Sobotnie spotkanie zapowiada się bardzo ciekawie. Niewykluczone, że będzie to pojedynek dwóch łączników ataku: Iana Trollipa w ekipie z Lublina i Wojciecha Piotrowicza z Ogniwa. Kibice doskonale pamiętają, że ostatni jest wychowankiem lubelskiego klubu. 22-letni Trollip dołączył do Edach Budowlanych przed spotkaniem trzeciej kolejki z beniaminkiem z Łodzi. Zawodnik z RPA doskonale rozpoczął grę w ekstralidze, zdobył 22 punkty i wydatnie przyczynił się do wygranej 42:7. Także w meczu w Aleksandrowie Łódzkim lubelski kopacz punktował - 10 pkt na 30 zdobytych przez drużynę Edach Budowlanych. W klasyfikacji punktujących Trollip zajmuje piąte miejsce z 32 „oczkami”, Piotrowicz z 24 punktami plasuje się na dziewiątej pozycji.

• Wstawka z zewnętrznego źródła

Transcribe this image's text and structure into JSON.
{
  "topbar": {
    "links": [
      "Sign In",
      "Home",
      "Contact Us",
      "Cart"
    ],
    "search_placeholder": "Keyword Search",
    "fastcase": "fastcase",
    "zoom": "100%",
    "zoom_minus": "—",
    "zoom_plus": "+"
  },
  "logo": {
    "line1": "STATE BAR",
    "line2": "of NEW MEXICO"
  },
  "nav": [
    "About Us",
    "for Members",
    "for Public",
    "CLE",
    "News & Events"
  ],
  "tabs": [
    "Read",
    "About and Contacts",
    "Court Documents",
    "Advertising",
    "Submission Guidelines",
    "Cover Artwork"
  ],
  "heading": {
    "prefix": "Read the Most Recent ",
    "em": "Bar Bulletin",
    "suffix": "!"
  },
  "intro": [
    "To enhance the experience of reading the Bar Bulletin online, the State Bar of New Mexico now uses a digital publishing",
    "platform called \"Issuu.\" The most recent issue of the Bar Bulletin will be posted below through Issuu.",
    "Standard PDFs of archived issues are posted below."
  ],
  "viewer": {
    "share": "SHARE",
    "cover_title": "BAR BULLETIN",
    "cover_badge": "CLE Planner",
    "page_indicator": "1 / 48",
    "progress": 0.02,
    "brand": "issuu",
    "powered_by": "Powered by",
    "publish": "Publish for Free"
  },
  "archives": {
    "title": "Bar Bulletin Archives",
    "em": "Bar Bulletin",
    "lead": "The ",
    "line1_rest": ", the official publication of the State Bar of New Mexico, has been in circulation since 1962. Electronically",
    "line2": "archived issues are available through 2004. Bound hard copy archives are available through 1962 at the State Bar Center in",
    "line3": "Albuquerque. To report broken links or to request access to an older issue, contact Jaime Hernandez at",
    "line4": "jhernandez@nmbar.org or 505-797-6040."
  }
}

– To spotkanie z podtekstami, fajnie będzie ponownie zagrać przeciwko swoim byłym kolegom. Ogniwo to klasowa drużyna, która świetnie rozgrywa mecze z mocnymi rywalami, a męczy się ze słabszymi. Będziemy dla niej kolejnym przeciwnikiem na drodze do mistrzostwa Polski. Goście bronią srebrnego medalu z wiosny. Powalczymy o zwycięstwo – zapowiada opiekun gospodarzy.